Gender-based violence and sexual assault increase the risk of HIV infection. “In some cases, the abuser is a family member who is a bread winner, so women don’t report it,” said Ms Khumalo.
Dr Nondumiso Ncube, Executive Director of Eswatini’s National Emergency Response Council on HIV/AIDS, says that while the country has managed to consistently reduce new HIV infections, new HIV infections remain stubbornly high amongst the younger population, particularly adolescent girls and young women who are three to five times more likely to be infected than their male counterparts. As a result, Dr Ncube says young women and girls are at the centre of the country’s new HIV strategy.
Ms Khumalo was determined not to be one of these statistics. Every day she walked almost six kilometres to attend school. She got a diploma in social work and became involved with Young Heroes, a local community organization, supported by the United States President’s Emergency Plan for AIDS Relief (PEPFAR) three years ago.
Through this initiative, Ms Khumalo provided peer counselling to adolescents and young women about how to prevent HIV and about broader sexual and reproductive health. She visited schools and communities, offering information and support to help young people protect themselves against HIV.
Around 60% of Eswatini’s HIV response was funded by PEPFAR, however, in January the US cut all funding for HIV and issued a stop-work order for Young Heroes, forcing them to scale back their services. Ms. Khumalo lost her job.

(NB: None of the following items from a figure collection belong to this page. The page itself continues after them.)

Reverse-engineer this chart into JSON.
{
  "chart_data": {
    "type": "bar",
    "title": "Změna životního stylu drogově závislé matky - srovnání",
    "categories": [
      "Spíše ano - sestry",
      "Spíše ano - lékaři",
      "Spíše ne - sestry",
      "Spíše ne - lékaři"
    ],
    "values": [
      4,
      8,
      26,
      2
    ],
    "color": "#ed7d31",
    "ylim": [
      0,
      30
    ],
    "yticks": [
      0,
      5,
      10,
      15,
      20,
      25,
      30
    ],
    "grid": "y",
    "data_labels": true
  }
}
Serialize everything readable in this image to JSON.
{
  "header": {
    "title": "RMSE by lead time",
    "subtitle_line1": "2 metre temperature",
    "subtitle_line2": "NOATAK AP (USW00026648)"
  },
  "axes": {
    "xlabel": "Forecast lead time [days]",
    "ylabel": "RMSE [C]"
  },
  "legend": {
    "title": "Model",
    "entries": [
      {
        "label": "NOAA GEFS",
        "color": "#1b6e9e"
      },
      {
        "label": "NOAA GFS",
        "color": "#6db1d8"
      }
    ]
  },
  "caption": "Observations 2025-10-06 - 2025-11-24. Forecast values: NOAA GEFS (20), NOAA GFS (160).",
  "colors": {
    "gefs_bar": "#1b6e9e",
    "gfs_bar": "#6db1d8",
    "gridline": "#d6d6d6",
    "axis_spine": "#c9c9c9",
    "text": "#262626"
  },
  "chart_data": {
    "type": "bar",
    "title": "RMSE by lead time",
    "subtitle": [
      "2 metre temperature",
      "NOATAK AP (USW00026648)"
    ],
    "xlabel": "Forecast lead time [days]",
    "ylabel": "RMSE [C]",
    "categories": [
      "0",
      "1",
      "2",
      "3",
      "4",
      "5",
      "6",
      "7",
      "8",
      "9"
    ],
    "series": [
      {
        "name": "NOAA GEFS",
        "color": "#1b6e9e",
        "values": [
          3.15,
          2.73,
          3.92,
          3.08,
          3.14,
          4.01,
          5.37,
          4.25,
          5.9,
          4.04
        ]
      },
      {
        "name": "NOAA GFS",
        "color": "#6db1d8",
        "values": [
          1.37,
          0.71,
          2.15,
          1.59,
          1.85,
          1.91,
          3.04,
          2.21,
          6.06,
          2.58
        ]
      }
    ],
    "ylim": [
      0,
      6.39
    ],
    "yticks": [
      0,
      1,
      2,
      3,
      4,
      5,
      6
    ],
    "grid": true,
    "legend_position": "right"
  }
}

Now unemployed and unable to reach the vulnerable young people she once served, Ms Khumalo fears for the safety of young women and girls in her community, where transactional sex between older men and young women, often motivated by poverty, and sexual and gender-based violence remain widespread. “I’m scared for the future of young people,” she said. “Without these HIV programmes, who will protect them?”
Nosipho Sacolo, a young woman living near the capital city of Mbabane expressed her fears. “After managing to stay free from HIV for so many years, we no longer have the services to protect us.”
UNAIDS Country Director for Eswatini, Nuha Ceesay says HIV prevention services—many of which are now closed—have been a game changer in Eswatini.
“Eswatini has made huge progress in preventing new HIV infections, with new infections falling by 73% since 2010,” he said.
The country still has some challenges, according to him. More than 1300 young women and adolescent girls are infected every year. And nearly twice the number of women are living with HIV compared to men.
UNAIDS and partners are concerned that the abrupt halt to PEPFAR supported HIV prevention programmes could reverse the gains that have been made.
A local network of non-governmental organizations (NGOs) working to ensure access to primary health care for people in Eswatini—including populations at high risk of HIV infection—CANGO, says the PEPFAR pause could have dire consequences for the country's HIV response, including a rise in new infections among young women and girls. "85 000 people were benefiting from the support, (now) all the people who were working in the sector, who were supporting our people living with HIV, are now sitting at home," said CANGO Executive Director, Thembinkosi Dlamini.
With PEPFAR’s support Eswatini had managed to ensure 93% of people living with HIV were on lifesaving antiretroviral treatment. This is one of Principal Secretary of the Ministry of Health, Khanyakwezwe Mabuza’s main concerns. “Treatment is not something you can skip,” he said. “We have to make sure that people continue to get their life-saving treatment.”
Meanwhile, Ms Khumalo is still hoping that the government and partners will not abandon the peer outreach workshops. Her livelihood and countless others depends on it as do the people they are helping to stay free from HIV.